Section 80E (education loan): A deduction for interest paid on loans taken for higher education for yourself, your spouse, children, or a student for whom you are a legal guardian. There is no upper monetary cap, but the deduction is available only for a fixed number of years.

Section 80G (donations): A deduction for eligible donations made to specified funds, charities, and institutions. Depending on the donee, donations may qualify for 50% or 100% deduction, with or without a qualifying cap.

Securities Transaction Tax (STT): A tax levied on the value of taxable securities trades carried out through recognized stock exchanges. It applies to transactions in equities, derivatives, and certain other financial instruments.

Standard Deduction: A flat deduction available to salaried individuals and pensioners from their salary income. It replaces several small allowances and reduces taxable salary without the need to submit detailed bills.

Tax Deducted at Source (TDS): Tax collected by the payer before disbursing income to the recipient. Employers deduct TDS from salaries, while banks deduct it from interest income exceeding threshold limits.

Taxable Income: Your gross total income minus all eligible deductions and exemptions.

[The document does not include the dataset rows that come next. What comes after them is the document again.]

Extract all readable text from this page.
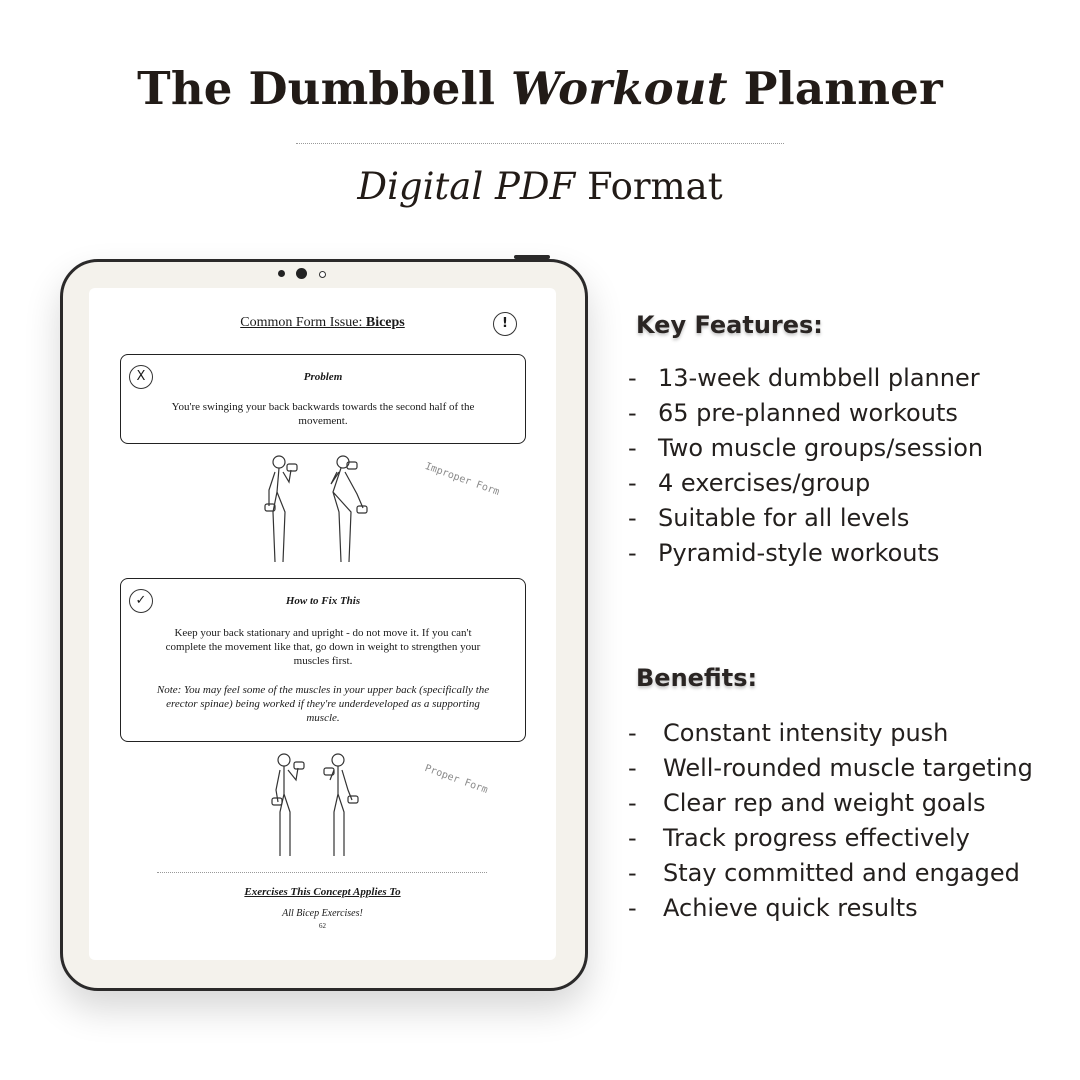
The Dumbbell Workout Planner
Digital PDF Format
Common Form Issue: Biceps	!
X	Problem
You're swinging your back backwards towards the second half of the movement.
Improper Form
✓	How to Fix This
Keep your back stationary and upright - do not move it. If you can't complete the movement like that, go down in weight to strengthen your muscles first.
Note: You may feel some of the muscles in your upper back (specifically the erector spinae) being worked if they're underdeveloped as a supporting muscle.
Proper Form
Exercises This Concept Applies To
All Bicep Exercises!
62
Key Features:
- 13-week dumbbell planner
- 65 pre-planned workouts
- Two muscle groups/session
- 4 exercises/group
- Suitable for all levels
- Pyramid-style workouts
Benefits:
- Constant intensity push
- Well-rounded muscle targeting
- Clear rep and weight goals
- Track progress effectively
- Stay committed and engaged
- Achieve quick results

Tax rates apply to this final figure.

Tax Audit: A mandatory examination of accounts by a chartered accountant for businesses and professionals whose turnover exceeds specified limits. This ensures accurate income reporting and tax calculation.

Taxpayer: Any individual or entity legally obligated to pay taxes to the government based on their income or transactions.

Tax Liability: The final amount of tax you are required to pay for a financial year after considering TDS, TCS, advance tax, and any reliefs. If the tax already paid is higher than this amount, you become eligible for a refund.

TCS (Tax Collected at Source): Tax collected by a seller from the buyer at the time of sale of specific goods or services. The seller then deposits this collected tax with the government and it appears in the buyer’s tax records.

Transfer Pricing: Rules that govern pricing of transactions between associated enterprises, especially in cross‑border situations. The aim is to ensure that profits are not shifted artificially and that such transactions take place at arm’s length prices.